IPC: Tauri spawns audio-capture and pipeline.py as child processes. Audio flows over a named pipe (Windows) or POSIX FIFO (macOS / Linux) as framed binary. Transcript segments and commands flow as JSON lines over a second pipe and stdin/stdout.

Loopback source selection (UI): On macOS, starting a recording opens an app picker so you can include per-app ScreenCaptureKit streams (e.g. Discord) alongside the display mix. On Windows and Linux, loopback is the full desktop mix only; there is no picker.

Requirements

  • Windows 10/11, macOS (Apple Silicon recommended), or 64-bit Linux (glibc; typical desktop with PulseAudio or PipeWire+pulse compat)
  • Rust + cargo
  • Python 3.11 or 3.12 (3.13 is not supported by parts of the WhisperX / pyannote stack yet)
  • Node.js (for Tauri CLI)
  • Ollama running locally with a model matching your config.toml (e.g. ollama pull mistral)
  • A HuggingFace account with access accepted for both:

macOS additional requirements

  • Screen Recording permission granted to your terminal app (for loopback capture via ScreenCaptureKit)
  • Microphone permission granted to your terminal app

Linux additional requirements

The Tauri UI depends on the usual WebKitGTK + GTK 3 stack (Tauri Linux prerequisites). Full desktop installations typically include those libraries; minimal or server images and containers often do not, which surfaces as missing shared libraries when building or running prebuilt binaries.

Building from source

Debian/Ubuntu-style packages:

  • libwebkit2gtk-4.1-dev, libgtk-3-dev, libayatana-appindicator3-dev, librsvg2-dev, patchelf, libssl-dev, pkg-config, build-essential

audio-capture:

  • libasound2-dev (ALSA) — mic capture via cpal
  • libpulse-dev — loopback via libpulse-simple (PipeWire works when the PulseAudio compatibility layer and pactl are available)

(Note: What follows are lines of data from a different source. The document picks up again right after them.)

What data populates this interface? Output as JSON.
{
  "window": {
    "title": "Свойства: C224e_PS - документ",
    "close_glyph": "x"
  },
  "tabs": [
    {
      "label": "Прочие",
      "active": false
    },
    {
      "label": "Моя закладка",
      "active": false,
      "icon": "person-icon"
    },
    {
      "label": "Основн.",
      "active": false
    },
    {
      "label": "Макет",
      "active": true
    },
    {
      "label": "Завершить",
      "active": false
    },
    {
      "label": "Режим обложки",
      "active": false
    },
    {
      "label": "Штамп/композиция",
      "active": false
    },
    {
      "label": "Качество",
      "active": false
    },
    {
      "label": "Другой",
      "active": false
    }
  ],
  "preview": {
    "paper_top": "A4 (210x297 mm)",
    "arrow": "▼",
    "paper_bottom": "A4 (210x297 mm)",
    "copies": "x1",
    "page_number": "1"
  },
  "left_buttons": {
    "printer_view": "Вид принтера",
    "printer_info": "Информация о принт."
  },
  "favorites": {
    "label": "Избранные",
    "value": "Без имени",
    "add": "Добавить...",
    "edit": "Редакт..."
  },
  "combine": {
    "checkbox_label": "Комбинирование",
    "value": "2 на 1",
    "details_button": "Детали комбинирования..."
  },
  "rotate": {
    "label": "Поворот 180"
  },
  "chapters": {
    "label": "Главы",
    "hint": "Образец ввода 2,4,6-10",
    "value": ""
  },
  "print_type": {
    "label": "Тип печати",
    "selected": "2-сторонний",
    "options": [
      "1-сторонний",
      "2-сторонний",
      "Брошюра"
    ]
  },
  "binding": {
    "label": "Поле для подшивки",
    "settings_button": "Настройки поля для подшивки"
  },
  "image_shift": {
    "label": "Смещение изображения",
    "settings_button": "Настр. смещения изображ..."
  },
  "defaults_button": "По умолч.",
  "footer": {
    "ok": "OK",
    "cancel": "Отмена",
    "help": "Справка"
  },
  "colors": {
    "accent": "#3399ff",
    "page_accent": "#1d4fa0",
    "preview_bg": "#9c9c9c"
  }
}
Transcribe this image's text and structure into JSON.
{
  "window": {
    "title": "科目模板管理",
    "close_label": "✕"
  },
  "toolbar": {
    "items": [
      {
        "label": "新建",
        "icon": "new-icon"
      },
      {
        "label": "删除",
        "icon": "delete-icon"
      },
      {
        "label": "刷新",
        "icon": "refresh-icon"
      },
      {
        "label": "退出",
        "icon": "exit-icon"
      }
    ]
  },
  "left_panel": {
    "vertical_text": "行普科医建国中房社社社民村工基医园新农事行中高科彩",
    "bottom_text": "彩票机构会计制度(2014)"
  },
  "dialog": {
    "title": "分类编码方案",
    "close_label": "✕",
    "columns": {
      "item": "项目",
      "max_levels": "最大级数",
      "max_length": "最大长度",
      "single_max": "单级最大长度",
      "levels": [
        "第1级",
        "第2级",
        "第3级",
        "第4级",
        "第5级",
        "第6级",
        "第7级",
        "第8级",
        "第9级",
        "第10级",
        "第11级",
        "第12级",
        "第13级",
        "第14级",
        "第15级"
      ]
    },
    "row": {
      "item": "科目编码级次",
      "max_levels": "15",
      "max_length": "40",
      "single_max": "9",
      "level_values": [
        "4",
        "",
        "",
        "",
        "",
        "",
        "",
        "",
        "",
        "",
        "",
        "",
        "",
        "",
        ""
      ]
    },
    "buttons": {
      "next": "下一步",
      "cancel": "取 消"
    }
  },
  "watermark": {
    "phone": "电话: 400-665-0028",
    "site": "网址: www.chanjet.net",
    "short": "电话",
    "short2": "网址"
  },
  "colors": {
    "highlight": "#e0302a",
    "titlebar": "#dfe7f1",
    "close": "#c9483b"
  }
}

Python pipeline: system libsndfile (e.g. libsndfile1) for soundfile, and ffmpeg on PATH where the Whisper stack requires it.

Runtime libraries (prebuilt binaries)

Install WebKitGTK for the Tauri webview (GTK/Cairo/GLib and related libs are pulled in as dependencies). PulseAudio and ALSA client libraries are listed explicitly for audio-capture.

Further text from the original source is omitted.